​I also left out....

E.) GEM tools ran on VMS, Ultrix, Mica, OSF/1, Tru64, Mac OSx, NT/4 and later Windows version up too and now Win10​

And I was just reminded that there was a 68K back-end done for it also that terminal folks used, although I'm not sure I ever saw it.

Ron - for whatever its worth, the whole BLISS vs C is different history both outside and inside of DEC [which some of lived and I'll not repeat it here].   But it is sadly miss represented.   I'm a C programmer and while I learned BLISS before C, I certainly prefer C to BLISS as do many of my peers - even heavy, heavy BLISS hackers I know.       

You should know that the compiler team was definitely BLISS based, as was the VMS group, but once Streams I/O was added to VMS and the C compiler introduced, most VMS customers left RMS I/O; while continuing to use FORTRAN as the primary VMS end-user language, BLISS was less so, C and Pascal quickly became more popular.   Even at DEC, C took off, particularly in the HW teams if for no other reason than you could hire C programmers from Universities and you had to teach them BLISS. 

Clem

On Thu, Jan 5, 2017 at 11:01 AM, Clem Cole <clemc@ccc.com> wrote:
​below...​

On Wed, Jan 4, 2017 at 4:24 PM, ron minnich <rminnich@gmail.com> wrote:
but another true story: I visited DEC in 2000 or so, as LANL was about to spend about $120M on an Alpha system. The question came up about the SRM firmware for Alpha. As it was described to me, it was written in BLISS and the only machine left that could build it was an 11/750, "somewhere in the basement, man, we haven't turned that thing on in years". I suspect there's a lot of these containing oxide oersteds of interest.
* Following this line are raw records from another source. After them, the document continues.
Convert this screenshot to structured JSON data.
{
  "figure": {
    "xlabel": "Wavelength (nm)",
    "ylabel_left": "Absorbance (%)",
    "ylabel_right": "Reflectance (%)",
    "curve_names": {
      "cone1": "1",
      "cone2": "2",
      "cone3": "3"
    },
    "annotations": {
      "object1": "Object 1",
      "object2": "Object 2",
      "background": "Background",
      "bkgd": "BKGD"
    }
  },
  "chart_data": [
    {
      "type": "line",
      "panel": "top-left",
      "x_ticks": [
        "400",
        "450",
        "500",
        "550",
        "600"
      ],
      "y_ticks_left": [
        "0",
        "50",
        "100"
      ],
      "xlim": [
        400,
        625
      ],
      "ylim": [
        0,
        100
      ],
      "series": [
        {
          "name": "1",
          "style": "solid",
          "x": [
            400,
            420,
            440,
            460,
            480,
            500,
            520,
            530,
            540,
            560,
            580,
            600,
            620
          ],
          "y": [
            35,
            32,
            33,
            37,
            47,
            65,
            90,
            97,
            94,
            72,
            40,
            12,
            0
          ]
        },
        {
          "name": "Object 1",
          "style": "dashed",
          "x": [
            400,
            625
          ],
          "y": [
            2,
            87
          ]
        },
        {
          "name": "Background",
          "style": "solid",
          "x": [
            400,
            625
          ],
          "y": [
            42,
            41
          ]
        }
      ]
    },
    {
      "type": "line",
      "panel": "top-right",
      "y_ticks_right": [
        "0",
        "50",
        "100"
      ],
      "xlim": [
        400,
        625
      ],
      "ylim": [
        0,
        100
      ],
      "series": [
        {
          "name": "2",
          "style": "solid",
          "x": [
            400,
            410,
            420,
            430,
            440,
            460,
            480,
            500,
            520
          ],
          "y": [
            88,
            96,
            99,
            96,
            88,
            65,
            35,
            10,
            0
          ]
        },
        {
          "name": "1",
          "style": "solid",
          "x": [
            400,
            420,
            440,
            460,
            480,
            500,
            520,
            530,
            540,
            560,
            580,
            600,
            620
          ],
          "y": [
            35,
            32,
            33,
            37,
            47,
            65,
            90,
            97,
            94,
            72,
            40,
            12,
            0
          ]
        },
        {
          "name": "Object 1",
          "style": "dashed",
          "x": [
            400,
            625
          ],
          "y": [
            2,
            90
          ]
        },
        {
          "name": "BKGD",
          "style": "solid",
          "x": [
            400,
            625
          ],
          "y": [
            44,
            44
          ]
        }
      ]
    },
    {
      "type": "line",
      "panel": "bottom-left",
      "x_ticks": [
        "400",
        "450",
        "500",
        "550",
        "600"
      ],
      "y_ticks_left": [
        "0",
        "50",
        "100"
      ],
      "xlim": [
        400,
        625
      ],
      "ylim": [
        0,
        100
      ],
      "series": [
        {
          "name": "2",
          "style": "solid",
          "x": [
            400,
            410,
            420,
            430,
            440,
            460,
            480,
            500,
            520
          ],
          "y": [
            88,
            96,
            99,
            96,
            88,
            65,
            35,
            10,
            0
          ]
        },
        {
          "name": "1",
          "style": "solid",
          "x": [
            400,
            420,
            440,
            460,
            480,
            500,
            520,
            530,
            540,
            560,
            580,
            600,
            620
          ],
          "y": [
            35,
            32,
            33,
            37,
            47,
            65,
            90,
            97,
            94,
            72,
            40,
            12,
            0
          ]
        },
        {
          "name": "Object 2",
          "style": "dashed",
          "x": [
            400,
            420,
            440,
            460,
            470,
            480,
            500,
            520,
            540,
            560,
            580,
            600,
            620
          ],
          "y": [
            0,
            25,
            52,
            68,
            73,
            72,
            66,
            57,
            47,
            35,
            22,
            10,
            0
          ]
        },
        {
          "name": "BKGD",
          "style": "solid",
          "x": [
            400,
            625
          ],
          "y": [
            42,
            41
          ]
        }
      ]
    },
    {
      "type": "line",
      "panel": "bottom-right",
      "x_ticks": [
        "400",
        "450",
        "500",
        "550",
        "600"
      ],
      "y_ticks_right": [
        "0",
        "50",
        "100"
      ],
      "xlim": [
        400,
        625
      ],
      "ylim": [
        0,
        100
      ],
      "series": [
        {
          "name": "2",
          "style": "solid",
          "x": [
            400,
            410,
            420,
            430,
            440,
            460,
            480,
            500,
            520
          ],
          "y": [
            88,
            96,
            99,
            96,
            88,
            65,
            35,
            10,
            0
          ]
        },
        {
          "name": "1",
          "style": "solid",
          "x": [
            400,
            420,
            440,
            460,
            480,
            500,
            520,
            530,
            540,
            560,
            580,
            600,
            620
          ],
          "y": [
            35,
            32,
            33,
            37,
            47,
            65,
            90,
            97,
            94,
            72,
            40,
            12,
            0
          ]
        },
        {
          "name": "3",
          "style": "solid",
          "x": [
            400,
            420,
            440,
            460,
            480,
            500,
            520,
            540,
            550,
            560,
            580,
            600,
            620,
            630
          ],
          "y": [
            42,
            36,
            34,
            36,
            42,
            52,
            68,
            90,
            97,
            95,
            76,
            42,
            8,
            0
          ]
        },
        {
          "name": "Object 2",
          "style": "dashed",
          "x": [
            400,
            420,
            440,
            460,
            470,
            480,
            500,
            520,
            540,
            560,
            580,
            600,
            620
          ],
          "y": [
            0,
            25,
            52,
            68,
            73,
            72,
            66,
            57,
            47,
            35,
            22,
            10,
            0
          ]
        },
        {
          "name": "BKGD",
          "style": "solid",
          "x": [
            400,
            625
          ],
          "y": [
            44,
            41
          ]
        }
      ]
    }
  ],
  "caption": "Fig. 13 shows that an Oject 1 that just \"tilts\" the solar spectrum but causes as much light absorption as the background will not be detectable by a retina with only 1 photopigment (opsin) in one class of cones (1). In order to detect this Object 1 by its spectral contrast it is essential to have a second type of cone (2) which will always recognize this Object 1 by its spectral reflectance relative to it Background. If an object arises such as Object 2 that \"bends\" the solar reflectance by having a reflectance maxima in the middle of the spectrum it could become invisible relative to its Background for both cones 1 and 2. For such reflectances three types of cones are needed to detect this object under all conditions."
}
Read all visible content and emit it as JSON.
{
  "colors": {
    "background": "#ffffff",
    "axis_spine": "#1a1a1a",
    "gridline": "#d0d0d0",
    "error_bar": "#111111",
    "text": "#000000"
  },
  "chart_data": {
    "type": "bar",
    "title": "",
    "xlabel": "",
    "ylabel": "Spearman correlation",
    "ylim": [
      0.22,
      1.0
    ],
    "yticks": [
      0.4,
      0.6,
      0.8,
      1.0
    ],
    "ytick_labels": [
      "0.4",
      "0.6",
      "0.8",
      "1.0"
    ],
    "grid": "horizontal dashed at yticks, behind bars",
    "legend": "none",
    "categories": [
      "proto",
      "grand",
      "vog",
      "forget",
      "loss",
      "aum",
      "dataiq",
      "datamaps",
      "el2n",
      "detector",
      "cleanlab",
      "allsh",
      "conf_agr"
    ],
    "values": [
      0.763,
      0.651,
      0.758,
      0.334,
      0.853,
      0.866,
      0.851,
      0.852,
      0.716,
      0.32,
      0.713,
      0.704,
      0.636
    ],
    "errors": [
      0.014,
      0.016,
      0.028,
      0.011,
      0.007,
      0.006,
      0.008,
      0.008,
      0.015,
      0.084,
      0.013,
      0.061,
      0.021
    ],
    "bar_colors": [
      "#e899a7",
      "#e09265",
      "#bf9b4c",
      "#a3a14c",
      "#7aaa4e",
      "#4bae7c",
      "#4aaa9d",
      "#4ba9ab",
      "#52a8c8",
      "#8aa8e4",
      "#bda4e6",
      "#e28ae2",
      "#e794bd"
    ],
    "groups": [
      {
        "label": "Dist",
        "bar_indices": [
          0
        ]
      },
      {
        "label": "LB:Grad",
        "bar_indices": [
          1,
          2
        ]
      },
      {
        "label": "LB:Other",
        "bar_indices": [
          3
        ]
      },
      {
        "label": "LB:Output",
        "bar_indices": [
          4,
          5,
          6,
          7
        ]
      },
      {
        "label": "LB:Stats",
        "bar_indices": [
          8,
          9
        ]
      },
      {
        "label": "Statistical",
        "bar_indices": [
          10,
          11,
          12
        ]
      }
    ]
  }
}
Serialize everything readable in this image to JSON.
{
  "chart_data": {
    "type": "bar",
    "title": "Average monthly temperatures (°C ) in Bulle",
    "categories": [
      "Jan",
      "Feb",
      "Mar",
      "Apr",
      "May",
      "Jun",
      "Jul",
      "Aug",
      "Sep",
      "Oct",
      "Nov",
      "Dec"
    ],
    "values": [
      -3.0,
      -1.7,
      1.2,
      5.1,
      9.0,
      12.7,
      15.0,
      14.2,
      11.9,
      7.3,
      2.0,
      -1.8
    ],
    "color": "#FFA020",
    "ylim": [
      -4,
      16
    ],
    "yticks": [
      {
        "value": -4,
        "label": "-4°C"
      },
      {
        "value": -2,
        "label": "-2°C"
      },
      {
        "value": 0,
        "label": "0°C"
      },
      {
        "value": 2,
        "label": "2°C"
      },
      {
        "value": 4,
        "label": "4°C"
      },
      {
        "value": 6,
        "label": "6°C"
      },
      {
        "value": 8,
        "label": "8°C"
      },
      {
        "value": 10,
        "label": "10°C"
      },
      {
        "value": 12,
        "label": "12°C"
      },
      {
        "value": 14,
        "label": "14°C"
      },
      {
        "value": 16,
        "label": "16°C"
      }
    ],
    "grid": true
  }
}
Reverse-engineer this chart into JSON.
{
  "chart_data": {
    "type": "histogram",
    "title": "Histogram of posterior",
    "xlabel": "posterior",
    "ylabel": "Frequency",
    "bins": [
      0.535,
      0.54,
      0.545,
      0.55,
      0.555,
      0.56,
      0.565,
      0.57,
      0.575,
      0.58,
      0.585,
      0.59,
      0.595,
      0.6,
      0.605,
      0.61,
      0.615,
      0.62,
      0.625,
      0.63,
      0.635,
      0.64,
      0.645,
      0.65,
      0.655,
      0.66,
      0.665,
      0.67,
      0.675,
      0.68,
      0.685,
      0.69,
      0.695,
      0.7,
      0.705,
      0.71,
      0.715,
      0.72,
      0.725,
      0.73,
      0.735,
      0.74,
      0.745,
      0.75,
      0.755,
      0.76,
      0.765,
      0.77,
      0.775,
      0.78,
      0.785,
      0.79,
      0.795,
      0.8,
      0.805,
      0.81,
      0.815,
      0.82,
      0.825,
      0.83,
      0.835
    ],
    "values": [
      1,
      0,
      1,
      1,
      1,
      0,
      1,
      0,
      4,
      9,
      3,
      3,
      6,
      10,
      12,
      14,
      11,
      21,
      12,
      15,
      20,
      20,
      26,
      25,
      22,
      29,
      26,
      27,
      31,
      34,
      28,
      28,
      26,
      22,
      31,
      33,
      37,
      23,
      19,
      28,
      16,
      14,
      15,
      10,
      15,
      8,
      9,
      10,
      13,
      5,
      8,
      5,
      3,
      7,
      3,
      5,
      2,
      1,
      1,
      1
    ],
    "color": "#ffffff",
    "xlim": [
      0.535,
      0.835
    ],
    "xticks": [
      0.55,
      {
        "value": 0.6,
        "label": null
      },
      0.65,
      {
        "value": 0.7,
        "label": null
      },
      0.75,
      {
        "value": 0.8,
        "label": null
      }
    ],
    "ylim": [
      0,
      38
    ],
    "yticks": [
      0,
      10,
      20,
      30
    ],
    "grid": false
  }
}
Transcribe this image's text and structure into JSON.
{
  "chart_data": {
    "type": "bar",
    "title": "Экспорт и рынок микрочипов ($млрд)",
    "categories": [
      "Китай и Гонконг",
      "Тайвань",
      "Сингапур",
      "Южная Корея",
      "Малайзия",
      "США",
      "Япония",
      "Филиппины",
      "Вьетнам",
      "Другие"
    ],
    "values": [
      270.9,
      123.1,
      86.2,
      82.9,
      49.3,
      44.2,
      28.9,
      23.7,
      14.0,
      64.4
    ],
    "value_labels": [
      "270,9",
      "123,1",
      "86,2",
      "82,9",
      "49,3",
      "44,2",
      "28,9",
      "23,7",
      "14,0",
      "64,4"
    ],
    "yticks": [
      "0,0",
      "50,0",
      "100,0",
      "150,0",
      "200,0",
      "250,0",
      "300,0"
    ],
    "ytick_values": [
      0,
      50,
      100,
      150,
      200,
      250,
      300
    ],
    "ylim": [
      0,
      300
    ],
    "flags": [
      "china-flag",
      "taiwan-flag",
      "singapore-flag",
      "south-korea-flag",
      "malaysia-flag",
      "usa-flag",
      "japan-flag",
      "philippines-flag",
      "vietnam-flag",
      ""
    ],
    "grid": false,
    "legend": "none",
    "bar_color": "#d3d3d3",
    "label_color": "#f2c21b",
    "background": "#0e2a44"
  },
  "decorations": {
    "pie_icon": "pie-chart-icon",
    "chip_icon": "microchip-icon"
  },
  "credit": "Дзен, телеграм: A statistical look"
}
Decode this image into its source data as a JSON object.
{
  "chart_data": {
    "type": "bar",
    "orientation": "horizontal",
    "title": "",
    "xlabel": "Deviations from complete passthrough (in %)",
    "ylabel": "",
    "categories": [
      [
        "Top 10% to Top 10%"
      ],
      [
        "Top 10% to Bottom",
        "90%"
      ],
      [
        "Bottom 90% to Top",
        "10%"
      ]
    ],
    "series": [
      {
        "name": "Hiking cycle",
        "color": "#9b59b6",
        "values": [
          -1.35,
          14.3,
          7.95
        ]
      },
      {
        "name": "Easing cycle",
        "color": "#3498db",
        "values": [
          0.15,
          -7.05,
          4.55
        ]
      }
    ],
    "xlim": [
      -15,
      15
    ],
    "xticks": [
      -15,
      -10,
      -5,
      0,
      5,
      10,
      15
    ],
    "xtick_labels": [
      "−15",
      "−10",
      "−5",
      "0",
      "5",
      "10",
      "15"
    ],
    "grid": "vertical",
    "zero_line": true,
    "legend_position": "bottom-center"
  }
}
​Cute story but not true [and I was @ DEC working Alpha at that time].   Some facts:

A.) The SRM firmware was in C primary and Assembler and used >>UNIX<< tools not VMS tools for development
B.) The GEM compiler (which still exists and still being developed by VMSI) had front ends for at least (which I remember):   BLISS, C, PL/1, Pascal, ADA, FORTRAN​, Cobol, RPG and a few others (I'll try to ask if I see any of the old GEM guys in the Cafe' in the next few hours - they are dying off BTW - but that's a different story).
C.) The GEM compiler has backends for,  Vax, Galaxy, MIPS, Alpha, x86 (32bit), ia64, INTEL*64 (post DEC/Compaq/HP) and I believe also ARM (I'll need to ask if the VMSI folks come to lunch on Friday).
D.) Alpha's ran UNIX before they ran VMS BTW.  The HW debug was all UNIX.